Overview
This interview with Pablo Arredondo (Co-founder of Casetext, now VP of Co-Counsel at Thomson Reuters) covers the transformative impact of AI, especially large language models, on legal research and legal practice. The discussion tracks the evolution of legal technology, product development strategies, reliability concerns, regulatory issues, and the future of AI in law.
History and Evolution of Legal Technology
- Legal research began with citation graphs and systematic books before computers.
- Early digitalization brought keyword-based searching and Boolean operators, which had major limitations.

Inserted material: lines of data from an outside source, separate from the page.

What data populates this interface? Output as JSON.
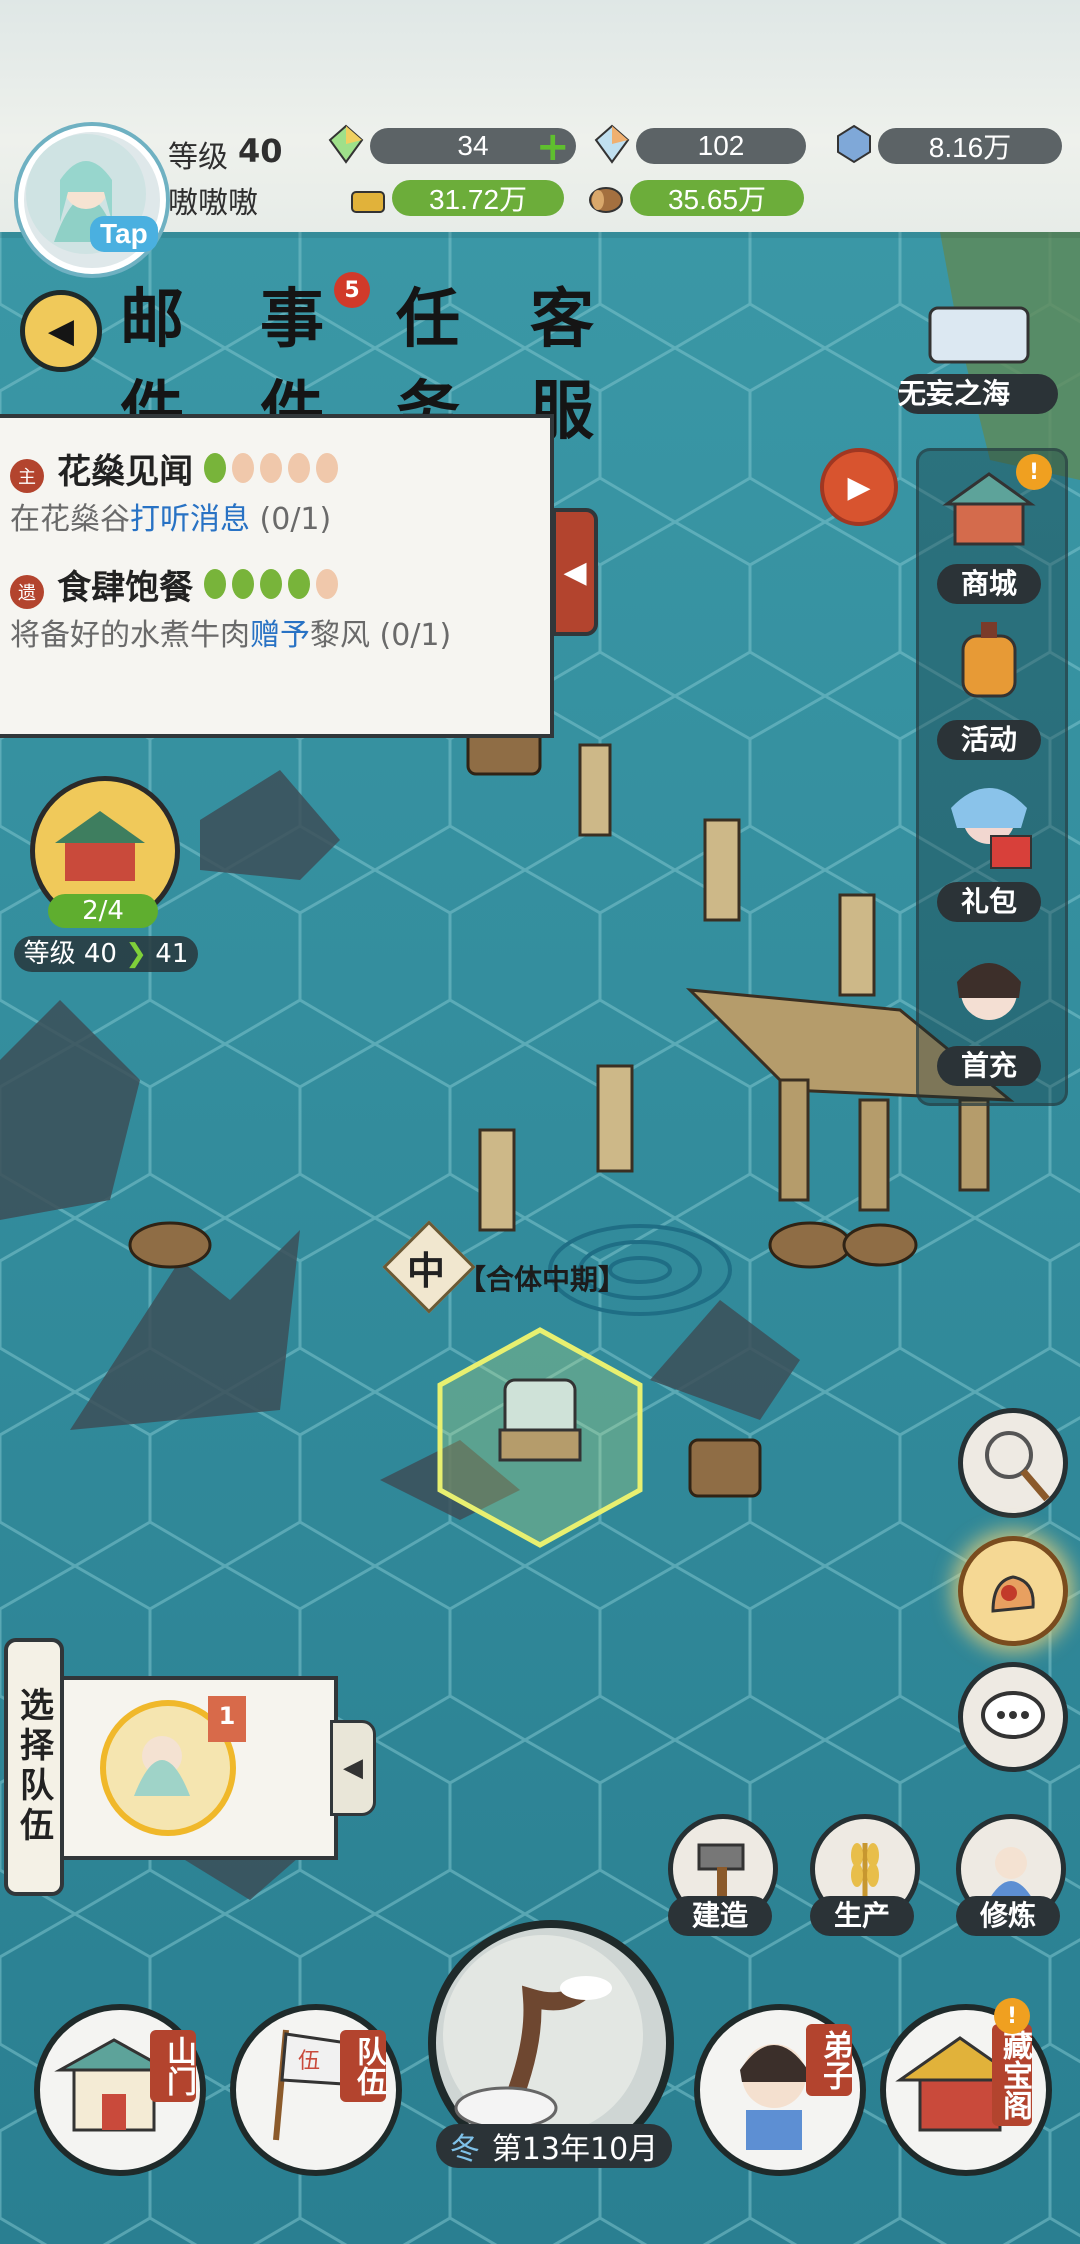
{
  "player": {
    "level_label": "等级",
    "level": "40",
    "name": "嗷嗷嗷",
    "tap_label": "Tap"
  },
  "resources": [
    {
      "icon": "rainbow-crystal-icon",
      "value": "34"
    },
    {
      "icon": "rainbow-crystal-locked-icon",
      "value": "102"
    },
    {
      "icon": "blue-crystal-icon",
      "value": "8.16万"
    },
    {
      "icon": "gold-icon",
      "value": "31.72万"
    },
    {
      "icon": "wood-icon",
      "value": "35.65万"
    }
  ],
  "tabs": [
    {
      "label": "邮件",
      "badge": ""
    },
    {
      "label": "事件",
      "badge": "5"
    },
    {
      "label": "任务",
      "badge": ""
    },
    {
      "label": "客服",
      "badge": ""
    }
  ],
  "quests": [
    {
      "tag": "主",
      "title": "花燊见闻",
      "desc_prefix": "在花燊谷",
      "desc_highlight": "打听消息",
      "desc_suffix": " (0/1)",
      "progress": 1,
      "total": 5
    },
    {
      "tag": "遗",
      "title": "食肆饱餐",
      "desc_prefix": "将备好的水煮牛肉",
      "desc_highlight": "赠予",
      "desc_suffix": "黎风 (0/1)",
      "progress": 4,
      "total": 5
    }
  ],
  "sect": {
    "progress": "2/4",
    "level_label": "等级",
    "level_from": "40",
    "level_to": "41"
  },
  "right_sidebar": {
    "region": "无妄之海",
    "items": [
      {
        "label": "商城",
        "icon": "shop-icon",
        "alert": true
      },
      {
        "label": "活动",
        "icon": "lantern-icon",
        "alert": false
      },
      {
        "label": "礼包",
        "icon": "gift-icon",
        "alert": false
      },
      {
        "label": "首充",
        "icon": "first-recharge-icon",
        "alert": false
      }
    ]
  },
  "map": {
    "stage_marker": "中",
    "stage_label": "【合体中期】"
  },
  "team": {
    "select_label": "选择队伍",
    "flag_number": "1"
  },
  "actions": [
    {
      "label": "建造",
      "icon": "hammer-icon"
    },
    {
      "label": "生产",
      "icon": "wheat-icon"
    },
    {
      "label": "修炼",
      "icon": "cultivate-icon"
    }
  ],
  "bottom_nav": {
    "items": [
      {
        "label": "山门",
        "icon": "gate-icon"
      },
      {
        "label": "队伍",
        "icon": "flag-icon"
      },
      {
        "label": "弟子",
        "icon": "disciple-icon"
      },
      {
        "label": "藏宝阁",
        "icon": "treasure-pavilion-icon"
      }
    ],
    "season": "冬",
    "date": "第13年10月"
  },
  "colors": {
    "sea": "#2f8a9a",
    "panel_border": "#31373a",
    "tag_red": "#b3442e",
    "green": "#6cad3a",
    "highlight_blue": "#2872c4"
  }
}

- Casetext’s initial innovations addressed citation blind spots using "soft citation" techniques inspired by other industries.
- Large language models (LLMs) like BERT improved search by understanding meaning rather than literals.
Adoption of Large Language Models in Law
- Casetext pivoted to LLMs after seeing a GPT-4 demo, recognizing substantial improvements over prior models.
- Early LLM use flagged nuanced legal relationships (e.g., overrulings) that keyword methods missed.
- Introduction of retrieval-augmented generation (RAG) to anchor AI answers in real legal texts, addressing hallucination risks.
Product Development and User Experience
- Co-Counsel offers a chat interface and a structured results tab to manage and review discrete legal tasks.
- Skills include legal research, deposition prep, timeline creation, contract review, and policy compliance checks.
- Both litigators and transactional attorneys find value due to broad skill coverage.
Reliability, Evaluation, and Quality Control
- Casetext/Co-Counsel emphasizes rigorous internal testing frameworks, manual oversight, and user feedback loops.
- Combined manual and automated testing ensures legal outputs meet strict standards; new features undergo thorough validation before release.
- Partnerships with Thomson Reuters integrated mature editorial practices and quality assurance.
Technical Approaches and Infrastructure
- Domain-specific chunking and in-house embeddings systems were preferred for case law retrieval.
- Homegrown technical solutions are continuously evaluated against evolving open-source and commercial offerings.
- Security, privacy, and compliance (SOC 2, data deletion on demand) are central, especially for law firm clients.
Pricing and Value Proposition
- Co-Counsel is priced at ~$200/month per attorney, justified by the high-value, time-saving nature of legal tasks automated.
- Market has generally accepted the price, especially when compared to hiring additional legal staff.
- Pricing is intended to reflect product quality and reliability, with ongoing adjustments as models become cheaper.
Regulatory and Ethical Considerations
- Product is not marketed as a replacement for lawyers to the general public, prioritizing professional use to avoid unauthorized practice concerns.
- Existing legal rules (duties of competence, candor) mostly suffice for AI use, though regulatory discussions are ongoing.
- AI will likely be central to expanding access to legal services, but expert oversight remains crucial.
Future Directions in Legal AI
- LLMs still lack broad contextual and strategic understanding; human advocacy and original legal writing remain important.
- Potential for AI arbitration and AI-powered dispute resolution is being explored.
- Legal profession and judiciary (e.g., Chief Justice Roberts) are increasingly positive about AI’s role in improving justice delivery.
Decisions
- Pivot to LLMs: After GPT-4 demo, company shifted focus to leverage new AI capabilities.
- Restrict access to professionals: Decision to market Co-Counsel only to licensed attorneys, not the general public.
Action Items
- TBD – Product Team: Continue evaluating new embedding and RAG options for performance improvements.
- TBD – Quality Assurance: Ongoing enhancement of internal evaluation and feedback systems.
Recommendations / Advice
- Anchor AI systems in verifiable legal sources to avoid hallucinations.
- Combine automation with human review for mission-critical legal tasks.
- Legal tech builders should prioritize trust, reliability, and responsible deployment.
Questions / Follow-Ups
- Ongoing: How should product liability and right to train issues be addressed in AI law?
- Ongoing: What is the optimal balance between automated and manual evaluations for legal AI tools?
- Ongoing: Will future versions of LLMs be able to fully replace human legal reasoning and judgment?